FICC-Facing Risk Monitoring

  • The Sponsoring Member is responsible to FICC for posting all of the Clearing Fund associated with the activity of the Sponsoring Member Omnibus Account, which is calculated twice daily on a gross basis (i.e., for Clearing Fund calculation purposes, each Sponsored Member’s trading activity is VaR margined separately and the sum of those total VaR charges is collected and held by FICC separate from the Clearing Fund posted by the Sponsoring Member for its proprietary activity).
  • Liquidity needs created by activity in the Sponsoring Member Omnibus Account will be considered when calculating the Sponsoring Member’s CCLF requirements. Examining CCLF parameters and dynamics is helpful to understand the domino effect of sponsored repo activity to the member’s overall liquidity needs with FICC.

Client-Facing (Sponsored Member) Risk Monitoring

  • Exposure to each client and types of collateral/substitution options for individual deals and book of business management ongoing.
  • Monitoring client exposure risk vs. size/type of deals in place with each client to maintain weighing of risk tolerances for the book of business per client.
  • Firms must consider that the risk for each sponsored repo deal and the exposure to the underlying Sponsored Member needs to be examine and adjusted with market conditions and material changes to both Sponsored and Sponsoring Members firms.

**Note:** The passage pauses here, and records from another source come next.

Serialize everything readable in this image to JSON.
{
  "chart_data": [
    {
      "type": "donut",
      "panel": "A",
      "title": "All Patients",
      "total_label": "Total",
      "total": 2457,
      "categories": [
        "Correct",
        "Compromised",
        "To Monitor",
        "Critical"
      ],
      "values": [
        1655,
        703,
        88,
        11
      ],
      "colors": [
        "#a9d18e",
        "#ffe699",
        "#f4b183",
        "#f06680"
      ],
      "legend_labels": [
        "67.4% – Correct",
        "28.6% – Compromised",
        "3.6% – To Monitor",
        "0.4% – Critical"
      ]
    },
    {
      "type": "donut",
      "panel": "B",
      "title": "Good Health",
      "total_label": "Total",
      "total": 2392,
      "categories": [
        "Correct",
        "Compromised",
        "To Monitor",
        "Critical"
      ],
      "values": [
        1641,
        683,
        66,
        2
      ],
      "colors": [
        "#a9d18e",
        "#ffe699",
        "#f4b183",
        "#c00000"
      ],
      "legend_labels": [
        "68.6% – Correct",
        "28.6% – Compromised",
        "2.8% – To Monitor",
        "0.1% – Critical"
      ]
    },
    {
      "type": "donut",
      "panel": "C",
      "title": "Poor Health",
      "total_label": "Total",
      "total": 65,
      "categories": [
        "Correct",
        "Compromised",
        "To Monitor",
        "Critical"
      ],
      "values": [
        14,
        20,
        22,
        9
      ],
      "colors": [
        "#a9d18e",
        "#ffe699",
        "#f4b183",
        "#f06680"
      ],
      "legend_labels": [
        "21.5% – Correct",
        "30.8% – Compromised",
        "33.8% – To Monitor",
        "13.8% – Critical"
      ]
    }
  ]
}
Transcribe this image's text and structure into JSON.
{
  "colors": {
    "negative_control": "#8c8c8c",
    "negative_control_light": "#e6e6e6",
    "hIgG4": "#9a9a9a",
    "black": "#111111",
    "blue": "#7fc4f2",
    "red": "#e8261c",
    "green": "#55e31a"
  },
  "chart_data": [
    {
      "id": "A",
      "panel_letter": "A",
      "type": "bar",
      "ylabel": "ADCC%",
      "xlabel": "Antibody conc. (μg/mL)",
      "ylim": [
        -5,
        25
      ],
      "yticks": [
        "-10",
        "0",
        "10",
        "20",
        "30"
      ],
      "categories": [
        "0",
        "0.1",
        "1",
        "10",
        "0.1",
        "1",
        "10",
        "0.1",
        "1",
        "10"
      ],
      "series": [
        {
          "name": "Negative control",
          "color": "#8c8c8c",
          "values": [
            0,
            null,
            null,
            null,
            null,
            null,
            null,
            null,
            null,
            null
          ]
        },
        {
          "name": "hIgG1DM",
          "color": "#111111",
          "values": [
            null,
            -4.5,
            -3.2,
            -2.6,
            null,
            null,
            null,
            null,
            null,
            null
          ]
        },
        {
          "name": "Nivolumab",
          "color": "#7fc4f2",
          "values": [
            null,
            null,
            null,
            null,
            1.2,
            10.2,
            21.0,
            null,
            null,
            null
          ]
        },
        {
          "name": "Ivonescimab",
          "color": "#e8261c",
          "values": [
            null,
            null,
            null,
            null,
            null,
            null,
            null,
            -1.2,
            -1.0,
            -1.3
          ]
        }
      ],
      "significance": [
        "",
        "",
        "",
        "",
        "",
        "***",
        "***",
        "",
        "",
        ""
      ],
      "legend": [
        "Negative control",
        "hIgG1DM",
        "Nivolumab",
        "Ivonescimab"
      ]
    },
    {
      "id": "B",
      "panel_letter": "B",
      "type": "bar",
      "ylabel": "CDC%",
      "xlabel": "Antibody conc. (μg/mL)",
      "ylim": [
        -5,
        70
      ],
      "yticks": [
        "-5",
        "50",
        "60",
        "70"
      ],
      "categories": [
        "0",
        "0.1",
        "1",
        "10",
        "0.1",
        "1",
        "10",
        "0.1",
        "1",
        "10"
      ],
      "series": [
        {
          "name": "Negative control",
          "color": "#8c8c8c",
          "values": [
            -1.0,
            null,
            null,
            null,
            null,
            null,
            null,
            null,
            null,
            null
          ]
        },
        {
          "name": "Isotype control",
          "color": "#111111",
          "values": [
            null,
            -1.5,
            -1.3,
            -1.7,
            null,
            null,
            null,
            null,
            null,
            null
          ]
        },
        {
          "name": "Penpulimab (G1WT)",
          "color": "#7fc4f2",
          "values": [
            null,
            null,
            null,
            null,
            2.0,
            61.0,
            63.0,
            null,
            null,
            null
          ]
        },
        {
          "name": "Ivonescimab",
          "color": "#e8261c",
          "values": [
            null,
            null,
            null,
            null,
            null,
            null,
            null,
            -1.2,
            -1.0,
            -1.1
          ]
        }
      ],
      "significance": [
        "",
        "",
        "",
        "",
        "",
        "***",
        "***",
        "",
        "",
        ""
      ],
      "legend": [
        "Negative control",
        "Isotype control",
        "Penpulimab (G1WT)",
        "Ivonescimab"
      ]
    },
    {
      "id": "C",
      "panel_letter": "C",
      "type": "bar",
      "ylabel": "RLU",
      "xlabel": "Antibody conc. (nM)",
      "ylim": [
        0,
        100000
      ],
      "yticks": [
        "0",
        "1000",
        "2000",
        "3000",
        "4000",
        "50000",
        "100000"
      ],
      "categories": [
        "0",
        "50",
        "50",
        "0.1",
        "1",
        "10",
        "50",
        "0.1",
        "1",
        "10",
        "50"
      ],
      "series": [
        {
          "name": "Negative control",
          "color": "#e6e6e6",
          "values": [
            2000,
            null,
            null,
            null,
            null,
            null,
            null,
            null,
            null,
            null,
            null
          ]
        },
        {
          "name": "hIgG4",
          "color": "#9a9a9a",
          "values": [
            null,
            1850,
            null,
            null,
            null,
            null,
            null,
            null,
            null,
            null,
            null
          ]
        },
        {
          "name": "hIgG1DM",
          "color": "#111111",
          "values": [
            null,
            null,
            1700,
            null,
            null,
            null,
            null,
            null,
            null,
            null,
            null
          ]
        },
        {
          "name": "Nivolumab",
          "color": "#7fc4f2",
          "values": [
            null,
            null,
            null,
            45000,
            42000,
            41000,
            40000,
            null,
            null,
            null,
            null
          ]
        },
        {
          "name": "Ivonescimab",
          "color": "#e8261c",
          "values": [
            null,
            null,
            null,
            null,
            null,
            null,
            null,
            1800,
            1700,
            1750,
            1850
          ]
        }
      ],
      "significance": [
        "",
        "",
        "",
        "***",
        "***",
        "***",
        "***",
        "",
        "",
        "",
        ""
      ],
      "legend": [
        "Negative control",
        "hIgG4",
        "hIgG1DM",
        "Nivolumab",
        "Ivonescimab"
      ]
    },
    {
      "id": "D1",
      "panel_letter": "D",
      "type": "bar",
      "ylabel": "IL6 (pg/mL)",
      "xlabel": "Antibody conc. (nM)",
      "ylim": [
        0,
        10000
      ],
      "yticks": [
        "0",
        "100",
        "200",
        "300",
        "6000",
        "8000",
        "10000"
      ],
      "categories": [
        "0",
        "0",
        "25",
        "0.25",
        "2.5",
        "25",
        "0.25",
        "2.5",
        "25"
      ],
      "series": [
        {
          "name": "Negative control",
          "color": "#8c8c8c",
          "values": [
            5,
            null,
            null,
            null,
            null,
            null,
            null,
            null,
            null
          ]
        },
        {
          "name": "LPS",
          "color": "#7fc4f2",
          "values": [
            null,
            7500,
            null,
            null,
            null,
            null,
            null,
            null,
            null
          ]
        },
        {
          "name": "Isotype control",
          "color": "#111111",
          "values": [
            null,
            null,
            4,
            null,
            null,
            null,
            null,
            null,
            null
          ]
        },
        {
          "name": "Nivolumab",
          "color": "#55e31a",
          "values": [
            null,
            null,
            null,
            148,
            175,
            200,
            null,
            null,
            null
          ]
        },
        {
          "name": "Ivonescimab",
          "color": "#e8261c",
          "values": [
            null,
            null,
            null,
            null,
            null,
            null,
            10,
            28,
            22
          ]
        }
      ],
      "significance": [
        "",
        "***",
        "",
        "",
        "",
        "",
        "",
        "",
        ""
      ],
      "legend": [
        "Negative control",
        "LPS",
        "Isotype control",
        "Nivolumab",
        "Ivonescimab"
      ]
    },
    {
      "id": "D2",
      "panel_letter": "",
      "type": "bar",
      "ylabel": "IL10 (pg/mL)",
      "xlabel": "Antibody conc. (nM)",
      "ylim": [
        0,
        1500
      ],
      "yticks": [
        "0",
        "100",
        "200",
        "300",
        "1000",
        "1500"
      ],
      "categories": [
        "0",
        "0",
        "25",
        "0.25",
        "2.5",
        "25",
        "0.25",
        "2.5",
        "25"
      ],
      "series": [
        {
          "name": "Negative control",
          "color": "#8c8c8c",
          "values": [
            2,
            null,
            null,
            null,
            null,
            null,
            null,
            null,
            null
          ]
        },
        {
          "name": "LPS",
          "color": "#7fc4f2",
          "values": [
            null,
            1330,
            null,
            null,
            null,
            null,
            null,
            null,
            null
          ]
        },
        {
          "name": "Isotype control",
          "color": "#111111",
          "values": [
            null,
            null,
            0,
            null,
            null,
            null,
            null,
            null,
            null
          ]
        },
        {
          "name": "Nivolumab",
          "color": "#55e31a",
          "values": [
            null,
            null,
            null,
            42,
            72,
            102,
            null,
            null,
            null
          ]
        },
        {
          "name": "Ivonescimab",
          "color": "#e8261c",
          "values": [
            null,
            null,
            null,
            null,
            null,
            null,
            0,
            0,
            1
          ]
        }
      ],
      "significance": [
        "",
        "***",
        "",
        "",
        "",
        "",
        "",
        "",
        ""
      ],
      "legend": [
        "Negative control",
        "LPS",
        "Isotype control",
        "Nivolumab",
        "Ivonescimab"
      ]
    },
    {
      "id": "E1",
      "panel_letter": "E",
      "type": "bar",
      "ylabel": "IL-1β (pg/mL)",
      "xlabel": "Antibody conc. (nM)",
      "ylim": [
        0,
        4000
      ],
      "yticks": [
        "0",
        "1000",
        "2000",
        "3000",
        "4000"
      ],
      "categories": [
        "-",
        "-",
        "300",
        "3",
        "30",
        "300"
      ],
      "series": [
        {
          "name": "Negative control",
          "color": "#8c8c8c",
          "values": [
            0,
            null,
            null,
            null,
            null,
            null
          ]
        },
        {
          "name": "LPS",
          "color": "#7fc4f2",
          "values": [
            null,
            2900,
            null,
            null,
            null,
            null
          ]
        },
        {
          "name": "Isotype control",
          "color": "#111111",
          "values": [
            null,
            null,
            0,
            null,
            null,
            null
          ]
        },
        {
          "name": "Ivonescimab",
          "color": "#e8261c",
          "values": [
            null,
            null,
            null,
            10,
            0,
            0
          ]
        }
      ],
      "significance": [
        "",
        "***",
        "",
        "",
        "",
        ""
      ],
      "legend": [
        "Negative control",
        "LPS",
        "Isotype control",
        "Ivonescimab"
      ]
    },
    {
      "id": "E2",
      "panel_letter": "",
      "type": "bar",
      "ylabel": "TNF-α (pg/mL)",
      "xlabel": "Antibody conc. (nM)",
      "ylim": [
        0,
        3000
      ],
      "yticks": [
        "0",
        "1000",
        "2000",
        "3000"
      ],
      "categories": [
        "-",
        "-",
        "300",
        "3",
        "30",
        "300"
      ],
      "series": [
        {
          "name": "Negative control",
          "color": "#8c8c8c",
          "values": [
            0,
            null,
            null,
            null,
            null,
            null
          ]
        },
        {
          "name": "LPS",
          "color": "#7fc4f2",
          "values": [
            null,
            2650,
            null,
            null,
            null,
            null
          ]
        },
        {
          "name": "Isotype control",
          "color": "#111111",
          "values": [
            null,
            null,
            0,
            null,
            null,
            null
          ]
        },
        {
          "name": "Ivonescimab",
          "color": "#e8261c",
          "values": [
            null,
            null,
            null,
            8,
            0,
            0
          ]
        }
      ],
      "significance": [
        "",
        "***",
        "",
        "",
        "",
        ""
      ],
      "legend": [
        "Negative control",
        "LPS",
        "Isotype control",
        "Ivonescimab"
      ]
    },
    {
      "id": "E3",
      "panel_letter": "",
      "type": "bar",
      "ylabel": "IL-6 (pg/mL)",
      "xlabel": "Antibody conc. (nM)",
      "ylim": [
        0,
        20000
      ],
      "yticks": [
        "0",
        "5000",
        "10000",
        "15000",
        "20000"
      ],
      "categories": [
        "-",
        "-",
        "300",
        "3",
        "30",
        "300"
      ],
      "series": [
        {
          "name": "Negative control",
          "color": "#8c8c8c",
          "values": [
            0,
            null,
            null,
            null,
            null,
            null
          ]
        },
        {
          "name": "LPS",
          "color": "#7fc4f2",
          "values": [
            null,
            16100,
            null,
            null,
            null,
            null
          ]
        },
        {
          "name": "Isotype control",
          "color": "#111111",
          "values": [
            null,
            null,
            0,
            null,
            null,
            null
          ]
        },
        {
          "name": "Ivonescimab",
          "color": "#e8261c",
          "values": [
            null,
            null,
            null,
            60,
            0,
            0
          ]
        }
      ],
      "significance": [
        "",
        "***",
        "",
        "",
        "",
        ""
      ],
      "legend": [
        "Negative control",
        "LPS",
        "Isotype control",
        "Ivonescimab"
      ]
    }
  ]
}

  • Sponsored repo does not show any signs of diminishing in popularity. It is an attractive way for sell-side clients to re-engage their buy-side clients (especially pension and insurance) While offering increased balance sheet optimization and capital efficiencies for Sponsoring Members. As well, during the Covid-driven liquidity crisis, sponsored repo has served as an attractive tool for Sponsoring Members in reducing liquidity risks and exposure.
  • The appeal to Sponsored Members is equally compelling, all of which indicates this deal type will continue to grow for the foreseeable future. As this book of business grows in firms and the markets uncertainly of Covid prevails, the need to understand the unique risk profile it yields and the need for tools to adequately monitor deal and end-to-end book of business risk will increase in stride.
  • It is the understanding of these risk exposure’s and the nature of sponsored repo deals that will aid Sponsoring Member firms in achieving approvals for launch and business case expansion faster. In addition, understanding the risk profile and the role they play with their clients, the Sponsored Members, and with FICC will also help firms explain these deals to their prospects for growing the book of business.
  • Given sponsored repo has grown substantially in the last year and shows no signs of slowing down, firms will continue to strive to understand risk exposure and make investments in platforms to manage all facets of sponsored repo including back office, trading and risk tools to bring adequate monitoring and expedite deal making and deal capturing capabilities.